Yesterday the prime minister Boris Johnson said the UK could “turn the tide of this disease” within 12 weeks and send the virus packing.

But according to a consensus statement agreed by the Scientific Pandemic Influenza Group on Modelling, the restrictions will have to last much longer.

It is a panel of experts convened by the Department of Health and Social Care to advise on the UK’s response to a pandemic based on infectious disease modelling and epidemiology.

The document is likely to pose serious questions for the government about its policy and whether the UK is doing enough.

It said: “It was agreed that a policy of alternating between periods of more and less strict social distancing measures could plausibly be effective at keeping the number of critical care cases within capacity.

“These would need to be in place for at least most of a year. Under such as policy, at least half of the year would be spent under the stricter social distancing measures.”
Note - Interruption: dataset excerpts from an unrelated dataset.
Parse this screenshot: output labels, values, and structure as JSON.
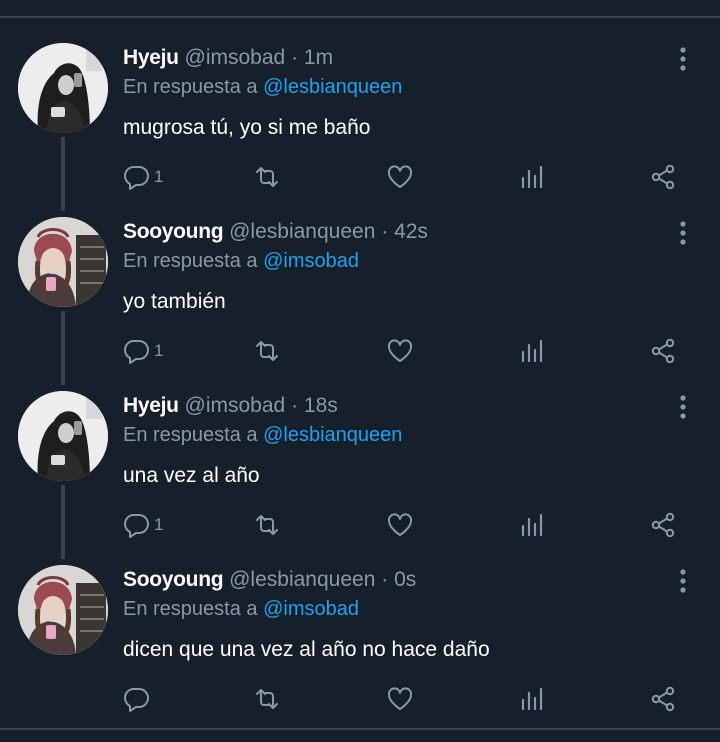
{
  "tweets": [
    {
      "name": "Hyeju",
      "handle": "@imsobad",
      "time": "1m",
      "reply_prefix": "En respuesta a",
      "reply_to": "@lesbianqueen",
      "text": "mugrosa tú, yo si me baño",
      "replies": "1",
      "avatar": "avatar-hyeju"
    },
    {
      "name": "Sooyoung",
      "handle": "@lesbianqueen",
      "time": "42s",
      "reply_prefix": "En respuesta a",
      "reply_to": "@imsobad",
      "text": "yo también",
      "replies": "1",
      "avatar": "avatar-sooyoung"
    },
    {
      "name": "Hyeju",
      "handle": "@imsobad",
      "time": "18s",
      "reply_prefix": "En respuesta a",
      "reply_to": "@lesbianqueen",
      "text": "una vez al año",
      "replies": "1",
      "avatar": "avatar-hyeju"
    },
    {
      "name": "Sooyoung",
      "handle": "@lesbianqueen",
      "time": "0s",
      "reply_prefix": "En respuesta a",
      "reply_to": "@imsobad",
      "text": "dicen que una vez al año no hace daño",
      "replies": "",
      "avatar": "avatar-sooyoung"
    }
  ],
  "sep": "·",
  "icons": [
    "reply-icon",
    "retweet-icon",
    "like-icon",
    "analytics-icon",
    "share-icon",
    "more-icon"
  ],
  "colors": {
    "background": "#15202b",
    "text": "#ffffff",
    "secondary": "#8899a6",
    "link": "#1da1f2",
    "divider": "#38444d"
  }
}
It added that the triggers to restart measures after they were relaxed could be set at a national and regional level, suggesting areas like London could face different restrictions to other parts of the country.
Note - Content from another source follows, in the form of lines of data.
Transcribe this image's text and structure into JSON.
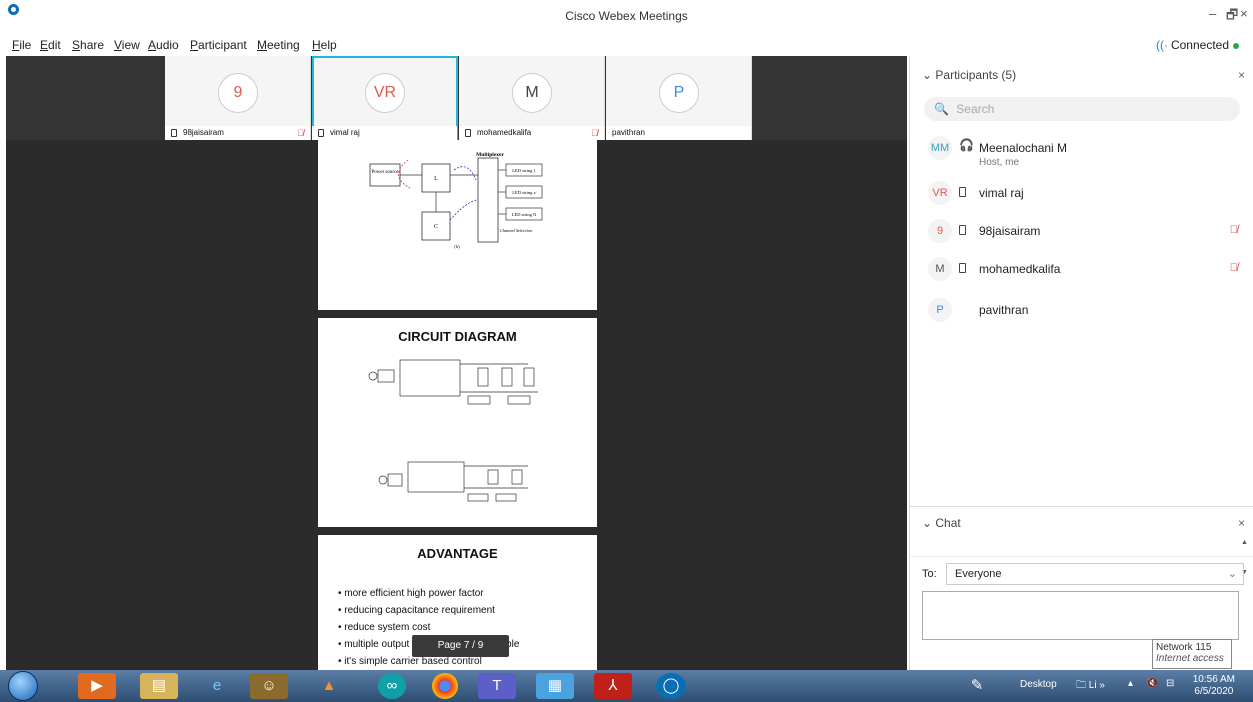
{
  "window": {
    "title": "Cisco Webex Meetings",
    "min": "–",
    "max": "🗗",
    "close": "×"
  },
  "menu": [
    "File",
    "Edit",
    "Share",
    "View",
    "Audio",
    "Participant",
    "Meeting",
    "Help"
  ],
  "menu_underline": [
    "F",
    "E",
    "S",
    "V",
    "A",
    "P",
    "M",
    "H"
  ],
  "status": {
    "label": "Connected"
  },
  "video_tiles": [
    {
      "initials": "9",
      "name": "98jaisairam",
      "color": "#e05a4e",
      "muted": true
    },
    {
      "initials": "VR",
      "name": "vimal raj",
      "color": "#e05a4e",
      "muted": false,
      "active": true
    },
    {
      "initials": "M",
      "name": "mohamedkalifa",
      "color": "#444444",
      "muted": true
    },
    {
      "initials": "P",
      "name": "pavithran",
      "color": "#3a8fd8",
      "muted": false
    }
  ],
  "slides": {
    "figure_label": "(b)",
    "multiplexer_label": "Multiplexer",
    "power_source": "Power source",
    "led_strings": [
      "LED string 1",
      "LED string x",
      "LED string N"
    ],
    "channel_selection": "Channel Selection",
    "circuit_title": "CIRCUIT DIAGRAM",
    "advantage_title": "ADVANTAGE",
    "advantages": [
      "more efficient high power factor",
      "reducing capacitance requirement",
      "reduce system cost",
      "multiple output application are available",
      "it's simple carrier based control"
    ]
  },
  "pager": {
    "text": "Page   7  /  9"
  },
  "participants_panel": {
    "title": "Participants (5)",
    "close": "×",
    "search_placeholder": "Search",
    "people": [
      {
        "initials": "MM",
        "name": "Meenalochani M",
        "sub": "Host, me",
        "color": "#3a9fb8",
        "device": "headset",
        "muted": false
      },
      {
        "initials": "VR",
        "name": "vimal raj",
        "sub": "",
        "color": "#e05a4e",
        "device": "phone",
        "muted": false
      },
      {
        "initials": "9",
        "name": "98jaisairam",
        "sub": "",
        "color": "#e05a4e",
        "device": "phone",
        "muted": true
      },
      {
        "initials": "M",
        "name": "mohamedkalifa",
        "sub": "",
        "color": "#555555",
        "device": "phone",
        "muted": true
      },
      {
        "initials": "P",
        "name": "pavithran",
        "sub": "",
        "color": "#3a8fd8",
        "device": "none",
        "muted": false
      }
    ]
  },
  "chat_panel": {
    "title": "Chat",
    "close": "×",
    "to_label": "To:",
    "to_value": "Everyone"
  },
  "tooltip": {
    "line1": "Network 115",
    "line2": "Internet access"
  },
  "taskbar": {
    "desktop_label": "Desktop",
    "li_label": "Li",
    "time": "10:56 AM",
    "date": "6/5/2020"
  }
}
It said: “There would be a two to three week delay between measures being put into place and their impact being felt in [intensive care units].”

The document reflects advice to the government, not what ministers have decided they will do.

The statement said that scientists accepted isolating cases, households and social distancing of vulnerable people would not be enough to stop the NHS being overrun with critically ill patients.

They added: “It was agreed that it is unclear whether or not the addition of general social distancing measures to case isolation, household isolation and social distancing of vulnerable groups would curtail the epidemic.

“It was agreed that the addition of both general social distancing and school closures to case isolation, household isolation and social distancing of vulnerable groups would be likely to control the epidemic when kept in place for a long period. [It was] agreed that this strategy should be followed as soon as practical, at least in the first instance.”